Da war ich also (nennen Sie mich Mary Beton, Mary Seton, Mary Carmichael4 oder wie immer es Ihnen gefällt – das ist völlig unwichtig) und saß vor ein oder zwei Wochen bei schönem Oktoberwetter gedankenverloren am Ufer eines Flusses. Jenes Joch, von dem ich gesprochen habe, Frauen und Literatur, die Notwendigkeit, bei einem Thema, das alle möglichen Vorurteile und Leidenschaften weckt, zu einer Schlussfolgerung zu kommen, drückte meinen Kopf zu Boden. Zur Rechten und zur Linken leuchtete irgendeine Art von Büschen golden und purpurfarben, ja, ihre Farben schienen vor feuriger Hitze gar zu brennen. Am anderen Ufer weinten die Weiden, das Haar um ihre Schultern, in fortwährender Klage. Der Fluss spiegelte, was immer er von Himmel und Brücke und brennendem Baum auswählte, und nachdem der Student sein Boot durch die Spiegelungen gerudert hatte, schlossen sie sich wieder, so vollständig, als habe es ihn nie gegeben. Man hätte dort den ganzen Tag lang in Gedanken versunken sitzen können. Die Gedanken – um sie mit einem stolzeren Namen zu belegen, als sie verdienten – hatten ihre Angelschnur in den Fluss ausgeworfen. Dort tanzte sie, Minute um Minute, hin und her, zwischen den Spiegelungen und den Pflanzen, ließ sich vom Wasser heben und senken, bis – Sie kennen den kleinen Ruck – die jähe Verdichtung einer Idee am Ende Ihrer Angelschnur, dann das behutsame Einholen und das vorsichtige Ausbreiten des Fangs? Aber ach, wie klein und unscheinbar sah dieser mein Gedanke aus, als er dort im Gras lag, die Sorte Fisch, die ein guter Angler ins Wasser zurückwirft, damit er fetter und es sich eines Tages lohnen wird, ihn zuzubereiten und zu essen. Ich will Sie jetzt nicht mit diesem Gedanken behelligen, doch wenn Sie aufmerksam hinschauen, können Sie ihn wohl im Verlaufe dessen, was ich nun sagen werde, selbst ausfindig machen.

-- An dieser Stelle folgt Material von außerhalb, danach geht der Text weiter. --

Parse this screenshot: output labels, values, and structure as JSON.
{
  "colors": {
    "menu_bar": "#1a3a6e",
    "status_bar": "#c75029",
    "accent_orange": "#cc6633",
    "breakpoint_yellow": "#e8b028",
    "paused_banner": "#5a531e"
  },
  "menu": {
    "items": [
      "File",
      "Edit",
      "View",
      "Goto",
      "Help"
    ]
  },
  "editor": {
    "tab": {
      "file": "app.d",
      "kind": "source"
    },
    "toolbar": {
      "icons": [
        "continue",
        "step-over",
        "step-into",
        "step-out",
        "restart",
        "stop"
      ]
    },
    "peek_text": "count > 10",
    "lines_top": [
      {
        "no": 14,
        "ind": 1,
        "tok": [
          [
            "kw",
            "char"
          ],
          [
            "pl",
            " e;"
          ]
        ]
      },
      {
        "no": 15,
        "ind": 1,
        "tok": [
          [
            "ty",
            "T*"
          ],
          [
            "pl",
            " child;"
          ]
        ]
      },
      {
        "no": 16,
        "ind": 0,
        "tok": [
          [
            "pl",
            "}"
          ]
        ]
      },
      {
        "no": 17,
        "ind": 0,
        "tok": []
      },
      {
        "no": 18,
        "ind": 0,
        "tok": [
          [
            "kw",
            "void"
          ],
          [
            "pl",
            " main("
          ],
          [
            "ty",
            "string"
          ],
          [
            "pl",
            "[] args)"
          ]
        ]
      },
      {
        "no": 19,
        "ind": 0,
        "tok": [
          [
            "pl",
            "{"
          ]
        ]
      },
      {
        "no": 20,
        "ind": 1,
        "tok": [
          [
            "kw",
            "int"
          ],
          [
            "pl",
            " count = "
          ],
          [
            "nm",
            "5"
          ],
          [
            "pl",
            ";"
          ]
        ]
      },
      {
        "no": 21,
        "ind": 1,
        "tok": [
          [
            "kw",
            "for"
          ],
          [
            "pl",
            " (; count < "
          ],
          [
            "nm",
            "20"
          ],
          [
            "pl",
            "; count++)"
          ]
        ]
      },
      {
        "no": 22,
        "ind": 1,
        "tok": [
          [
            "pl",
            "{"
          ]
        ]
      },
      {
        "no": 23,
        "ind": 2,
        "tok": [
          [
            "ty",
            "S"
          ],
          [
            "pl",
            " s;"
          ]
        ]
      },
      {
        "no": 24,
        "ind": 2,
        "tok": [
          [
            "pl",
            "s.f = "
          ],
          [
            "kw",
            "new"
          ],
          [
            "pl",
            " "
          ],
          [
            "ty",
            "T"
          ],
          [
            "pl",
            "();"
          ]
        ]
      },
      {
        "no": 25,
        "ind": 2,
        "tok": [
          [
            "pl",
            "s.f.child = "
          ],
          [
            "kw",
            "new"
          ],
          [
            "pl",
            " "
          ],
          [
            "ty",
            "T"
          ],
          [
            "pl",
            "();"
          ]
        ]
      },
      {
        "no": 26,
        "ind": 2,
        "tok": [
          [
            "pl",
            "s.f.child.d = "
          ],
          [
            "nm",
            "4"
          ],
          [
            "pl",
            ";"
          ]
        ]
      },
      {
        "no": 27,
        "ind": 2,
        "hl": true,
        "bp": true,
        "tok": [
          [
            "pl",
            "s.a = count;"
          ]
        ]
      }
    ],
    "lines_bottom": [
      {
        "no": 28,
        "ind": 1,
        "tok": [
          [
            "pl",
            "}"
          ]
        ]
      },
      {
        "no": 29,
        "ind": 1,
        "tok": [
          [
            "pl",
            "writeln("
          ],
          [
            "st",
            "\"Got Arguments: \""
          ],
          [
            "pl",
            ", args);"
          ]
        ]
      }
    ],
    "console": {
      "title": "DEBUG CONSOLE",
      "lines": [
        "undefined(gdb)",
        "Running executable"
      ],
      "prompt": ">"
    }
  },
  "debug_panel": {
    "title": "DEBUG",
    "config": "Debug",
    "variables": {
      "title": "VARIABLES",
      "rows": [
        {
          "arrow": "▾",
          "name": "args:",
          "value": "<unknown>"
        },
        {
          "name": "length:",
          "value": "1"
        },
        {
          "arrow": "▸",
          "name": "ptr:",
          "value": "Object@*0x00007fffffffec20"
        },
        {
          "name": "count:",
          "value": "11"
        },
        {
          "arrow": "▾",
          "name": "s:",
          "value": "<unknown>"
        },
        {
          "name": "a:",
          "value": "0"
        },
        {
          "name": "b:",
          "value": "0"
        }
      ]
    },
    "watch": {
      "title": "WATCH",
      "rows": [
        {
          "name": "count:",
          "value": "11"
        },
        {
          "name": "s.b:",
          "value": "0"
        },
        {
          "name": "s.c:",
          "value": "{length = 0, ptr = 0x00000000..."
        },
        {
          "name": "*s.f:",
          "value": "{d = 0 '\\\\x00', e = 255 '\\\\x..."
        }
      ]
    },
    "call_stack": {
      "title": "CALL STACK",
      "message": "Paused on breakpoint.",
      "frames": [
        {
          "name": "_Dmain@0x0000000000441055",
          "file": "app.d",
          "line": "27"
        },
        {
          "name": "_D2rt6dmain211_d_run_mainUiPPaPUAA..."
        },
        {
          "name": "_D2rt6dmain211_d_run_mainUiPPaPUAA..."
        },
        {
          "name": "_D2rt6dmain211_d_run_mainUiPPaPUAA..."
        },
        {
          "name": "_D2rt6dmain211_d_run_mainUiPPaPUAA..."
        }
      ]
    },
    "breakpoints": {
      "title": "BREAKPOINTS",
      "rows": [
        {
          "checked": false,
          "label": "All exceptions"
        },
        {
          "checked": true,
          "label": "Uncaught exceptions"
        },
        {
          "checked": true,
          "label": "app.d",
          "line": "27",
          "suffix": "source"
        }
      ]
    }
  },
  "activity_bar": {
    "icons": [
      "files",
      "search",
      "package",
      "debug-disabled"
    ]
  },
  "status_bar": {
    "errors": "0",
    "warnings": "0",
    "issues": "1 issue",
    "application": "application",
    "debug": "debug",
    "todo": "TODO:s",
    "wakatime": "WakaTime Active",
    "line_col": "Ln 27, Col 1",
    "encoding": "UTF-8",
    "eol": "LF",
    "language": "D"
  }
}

Aber so klein er auch war, besaß er dennoch die geheimnisvolle Eigenschaft seiner Art: In den Kopf zurückgesteckt wurde er umgehend sehr aufregend und wichtig, und wie er so dahinschoss und abtauchte und hier und dort wieder aufblitzte, verursachte er einen solchen Schwall und Aufruhr an Ideen, dass es unmöglich war stillzusitzen. So merkte ich auf einmal, wie ich in hohem Tempo über ein Rasenstück lief. Im Nu erschien die Gestalt eines Mannes, um mich abzufangen. Doch begriff ich zuerst nicht, dass das Gestikulieren des seltsam aussehenden Individuums in Gehrock und Frackhemd mir galt. Seine Miene drückte Entsetzen und Empörung aus. Da kam mir eher der Instinkt als der Verstand zu Hilfe: Er war ein Pedell, ich war eine Frau. Hier war der Rasen, dort war der Weg. Hier sind nur Fellows5 und Gelehrte zugelassen, mein Platz ist auf dem Kiesweg. Diese Gedanken waren das Werk eines Augenblicks. Als ich mich wieder auf dem Weg befand, sanken die Arme des Pedells herab, nahm seine Miene die übliche Gelassenheit an, und obwohl es sich auf Rasen besser geht als auf Kies, war kein großer Schaden angerichtet worden. Das einzige, was ich gegen die Fellows und Gelehrten, welchem College sie auch angehören mochten, vorbringen konnte, war, dass sie meinen kleinen Fisch verscheucht hatten, um ihren Rasen zu schonen, der seit dreihundert Jahren ununterbrochen gewalzt wurde.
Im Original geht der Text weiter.